Register

April

05
2024

10:00 am EDT - 12:00 pm EDT

Past Event

The 10th annual Breyer Lecture: Matias Spektor on the US, the West, and international law in an age of strategic competition

Friday, April 05, 2024

10:00 am - 12:00 pm EDT

The Brookings Institution
Falk Auditorium

1775 Massachusetts Ave, NW
Washington, DC
20036

Can Western countries uphold the rules-based international order, established during a time of U.S. hegemony, in a more contested era? Is the current international legal framework adequate to govern engagement and confrontation between nations? How can multilateral institutions help preserve international law and ensure accountability in instances of its violation? What aspects of the order need to change, and how? On April 5, 2024, Foreign Policy at Brookings hosted Matias Spektor for the 10th annual Justice Stephen Breyer Lecture on International Law. Spektor addressed the challenges faced by the United States, the West, and international law in an age of strategic competition against the backdrop of Russia’s continued war of aggression against Ukraine, conflict and humanitarian crisis in the Middle East, continued geopolitical shifts, and a year of pivotal elections around the world.

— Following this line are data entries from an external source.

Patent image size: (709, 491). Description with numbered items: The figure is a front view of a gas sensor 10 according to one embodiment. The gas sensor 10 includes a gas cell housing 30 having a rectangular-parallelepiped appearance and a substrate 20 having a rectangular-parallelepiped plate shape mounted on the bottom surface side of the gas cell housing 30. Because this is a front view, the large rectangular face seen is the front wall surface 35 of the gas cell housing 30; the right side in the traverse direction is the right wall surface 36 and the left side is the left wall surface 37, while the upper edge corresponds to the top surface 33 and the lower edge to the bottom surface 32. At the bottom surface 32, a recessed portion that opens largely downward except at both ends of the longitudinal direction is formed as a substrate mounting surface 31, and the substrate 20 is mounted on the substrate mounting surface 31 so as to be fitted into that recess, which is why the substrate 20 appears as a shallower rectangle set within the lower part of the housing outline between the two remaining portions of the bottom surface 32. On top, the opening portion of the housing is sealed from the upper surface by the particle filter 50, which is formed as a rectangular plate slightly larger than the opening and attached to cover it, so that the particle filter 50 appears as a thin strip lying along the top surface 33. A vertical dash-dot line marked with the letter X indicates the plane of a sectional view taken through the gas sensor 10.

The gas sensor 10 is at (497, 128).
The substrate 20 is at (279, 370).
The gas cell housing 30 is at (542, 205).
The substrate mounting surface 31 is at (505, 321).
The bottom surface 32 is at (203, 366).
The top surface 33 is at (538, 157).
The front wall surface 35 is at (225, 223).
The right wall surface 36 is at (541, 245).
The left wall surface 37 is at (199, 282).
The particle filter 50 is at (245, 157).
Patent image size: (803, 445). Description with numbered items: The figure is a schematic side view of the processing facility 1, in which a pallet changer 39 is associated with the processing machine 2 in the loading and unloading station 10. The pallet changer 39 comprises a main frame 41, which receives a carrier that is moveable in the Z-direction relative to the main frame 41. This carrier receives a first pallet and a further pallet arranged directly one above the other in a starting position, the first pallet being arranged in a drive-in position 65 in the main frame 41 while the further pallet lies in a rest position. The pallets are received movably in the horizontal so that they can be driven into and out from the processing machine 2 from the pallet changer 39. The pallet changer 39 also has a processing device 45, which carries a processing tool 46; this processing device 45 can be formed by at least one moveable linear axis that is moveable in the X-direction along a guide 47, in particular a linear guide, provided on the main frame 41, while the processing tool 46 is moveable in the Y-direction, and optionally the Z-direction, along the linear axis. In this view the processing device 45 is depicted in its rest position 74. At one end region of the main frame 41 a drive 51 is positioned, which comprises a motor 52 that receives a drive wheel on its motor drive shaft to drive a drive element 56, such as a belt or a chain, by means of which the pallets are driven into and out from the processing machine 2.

Spektor is a Brazilian foreign policy expert and founder and professor at the School of International Relations at Fundação Getulio Vargas in São Paulo. He specializes in international security, political violence, transnational repression, climate politics, and the history and theory of international order, with a focus on Brazil, Latin America, and the Global South.

After the keynote address, Constanze Stelzenmüller, director of the Center on the United States and Europe at Brookings, joined Spektor for a conversation on how Western institutions have responded to the wars in Ukraine and Gaza and how the Global South can help establish a more robust international order based on the rule of law, transparency, and accountability. A panel discussion with distinguished experts on these issues followed.